Polls were still open on the West Coast by the time Melanie and I went to bed. There was no decisive winner and we weren’t sure what to make of the early results, though I did have a sneaking suspicion that Murphy’s Law was about to rain down upon us––mostly because I grew up in a suburb that overwhelmingly voted for him and knew that my suburb was not an isolated incident.
I woke up at some point in the middle of the night or early morning, as one does with a blanket of anxiety, and couldn’t resist checking out the latest update. By that point, the inevitable was around the corner. Melanie let out a disgusted groan before turning back to her pillow, I assumed hoping for a nightmare to soothe her to sleep.
By morning it was all settled; only the speeches were left to come. I followed my usual routine and went to work.
Europeans love to analyze Americans from afar. Once in a bar in Lima, Peru, a hulking beast of a man sat next to me. If he were on a list of paint samples for a remodeled kitchen, he’d be “Pale Norwegian.” I ordered my drink in Spanish but given my slightly less, but still pale skin, he took a stab at English with me. I didn’t time him, but I’d say it was within the first two minutes of conversation that he asked me, “Why do Americans love guns so much?”

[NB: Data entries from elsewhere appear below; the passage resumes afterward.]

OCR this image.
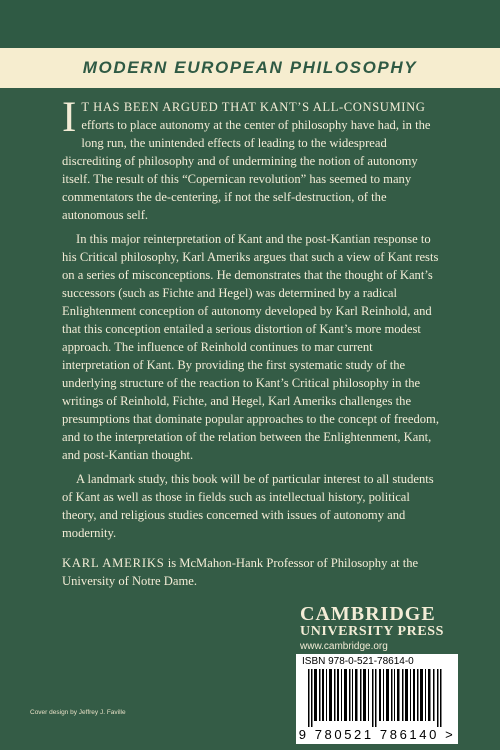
MODERN EUROPEAN PHILOSOPHY

I T HAS BEEN ARGUED THAT KANT’S ALL-CONSUMING efforts to place autonomy at the center of philosophy have had, in the long run, the unintended effects of leading to the widespread discrediting of philosophy and of undermining the notion of autonomy itself. The result of this “Copernican revolution” has seemed to many commentators the de-centering, if not the self-destruction, of the autonomous self.

In this major reinterpretation of Kant and the post-Kantian response to his Critical philosophy, Karl Ameriks argues that such a view of Kant rests on a series of misconceptions. He demonstrates that the thought of Kant’s successors (such as Fichte and Hegel) was determined by a radical Enlightenment conception of autonomy developed by Karl Reinhold, and that this conception entailed a serious distortion of Kant’s more modest approach. The influence of Reinhold continues to mar current interpretation of Kant. By providing the first systematic study of the underlying structure of the reaction to Kant’s Critical philosophy in the writings of Reinhold, Fichte, and Hegel, Karl Ameriks challenges the presumptions that dominate popular approaches to the concept of freedom, and to the interpretation of the relation between the Enlightenment, Kant, and post-Kantian thought.

A landmark study, this book will be of particular interest to all students of Kant as well as those in fields such as intellectual history, political theory, and religious studies concerned with issues of autonomy and modernity.

KARL AMERIKS is McMahon-Hank Professor of Philosophy at the University of Notre Dame.

CAMBRIDGE
UNIVERSITY PRESS
www.cambridge.org
ISBN 978-0-521-78614-0
9 780521 786140 >
Cover design by Jeffrey J. Faville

His tone wasn’t condescending. I rarely find it to be among Europeans. The exception would be with British people who, and I’m grossly generalizing here, speak of Americans like we just rolled out of a dumpster and into High Tea looking for directions to the nearest monster truck rally. (I suppose this isn’t wholly inaccurate as I’d much rather go to a monster truck rally than High Tea.)
After watching enough morning news in Germany, I’ve decided it’s because we are the world’s reality television––and that was before T-Day. Now we’re a reality show spinoff of ourselves that airs in the middle of the night when the only people who are watching are not people you’d leave your loved ones with for any discernible amount of time.

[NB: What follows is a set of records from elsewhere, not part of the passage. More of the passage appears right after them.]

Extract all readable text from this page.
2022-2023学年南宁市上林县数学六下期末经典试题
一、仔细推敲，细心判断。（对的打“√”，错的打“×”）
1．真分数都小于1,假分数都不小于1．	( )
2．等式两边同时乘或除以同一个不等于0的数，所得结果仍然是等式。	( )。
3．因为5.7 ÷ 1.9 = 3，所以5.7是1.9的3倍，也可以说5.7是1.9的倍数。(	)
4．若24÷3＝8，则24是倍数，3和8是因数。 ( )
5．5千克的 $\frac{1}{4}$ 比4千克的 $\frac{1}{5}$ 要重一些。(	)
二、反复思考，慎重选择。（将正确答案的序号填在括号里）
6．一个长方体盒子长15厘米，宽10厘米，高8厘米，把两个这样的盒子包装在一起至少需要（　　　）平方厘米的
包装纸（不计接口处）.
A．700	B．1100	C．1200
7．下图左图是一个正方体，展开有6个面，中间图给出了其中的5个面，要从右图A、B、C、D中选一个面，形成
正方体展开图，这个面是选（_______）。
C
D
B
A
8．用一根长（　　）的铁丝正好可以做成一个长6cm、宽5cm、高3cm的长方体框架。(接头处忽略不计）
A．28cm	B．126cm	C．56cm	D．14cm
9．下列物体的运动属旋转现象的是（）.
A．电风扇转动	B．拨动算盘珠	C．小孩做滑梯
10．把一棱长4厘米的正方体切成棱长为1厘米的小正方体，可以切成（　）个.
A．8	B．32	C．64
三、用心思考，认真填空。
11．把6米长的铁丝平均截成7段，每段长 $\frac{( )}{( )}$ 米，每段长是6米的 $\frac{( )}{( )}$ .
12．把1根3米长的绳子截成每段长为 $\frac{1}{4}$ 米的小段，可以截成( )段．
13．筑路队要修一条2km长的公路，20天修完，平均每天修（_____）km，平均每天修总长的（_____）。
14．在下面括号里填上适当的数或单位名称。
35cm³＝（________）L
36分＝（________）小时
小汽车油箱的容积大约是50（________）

I went into work that morning, hoping to go unnoticed by my international colleagues. I sat at my desk, fired up my computer, and noticed members from the various Latin Americans teams huddling around a monitor. Trump was giving his victory speech.
I knew I’d inevitably hear from him plenty over the next, I still can’t believe I’m typing this, four years, so I decided I better get started on blocking him out and I put on some headphones. But before I could start my Spotify playlist of Bruce Springsteen jams promising there’d be a rising, someone who I had never met asked me, “Are you American?”
The office had national flags hanging over the different regions within our department, so stars and stripes above my desk gave it away.
Something resembling an embarrassed “yes” slithered off of my tongue and into the air. It was probably the most ashamed I had ever been to admit to being an American, which is saying something considering a tour guide in El Salvador walking me through the U.S.-funded civil war in his country that bordered on genocide also asked me if I’m an “estadounidense.”
The woman took a long look at me before returning to the monitor with Trump. She studied him and turned back to me.
“Are you like that American?”
I wanted to crawl into a hole and hide.
“No, I’m not like that American. Most of us aren’t. It’s a big country of…” I didn’t have the heart to go further. “It’s a big country.”
Fortunately, my American colleagues came in shortly thereafter along with empathetic Canadian team members. A new guy from Detroit had just joined, so we went out for a team lunch. But given the election, it had the air of a pending funeral.
We all needed some booze, so we went to an Israeli joint we all liked and started off with some Goldstar beers followed by plates of hummus and falafel. It was comfort food for an uncomfortable time. But no amount of hummus, falafel, or booze could replace the shame I was feeling in the core of my being.
Had I ever emulated this man’s behavior in any way, my parents would’ve grounded me for eternity––and rightfully so. Hell, most anyone would’ve gone to prison for the many crimes this man is alleged to have committed. And my country just elected him using a backward system that makes it possible for the candidate to win without the popular vote––another fun thing I’d get to explain to confused European colleagues.
Even more embarrassing, my home state voted for this man whom I can only liken to the puss that comes out of a throbbing zit by nearly nine percentage points. I was crushed. (My apologies to puss for the unfair comparison.)
Some think of D-Day as the beginning of the end of Nazi Germany. But T-Day was the day Nazism got a boost in the United States and I found myself counting my blessings that I was in Germany.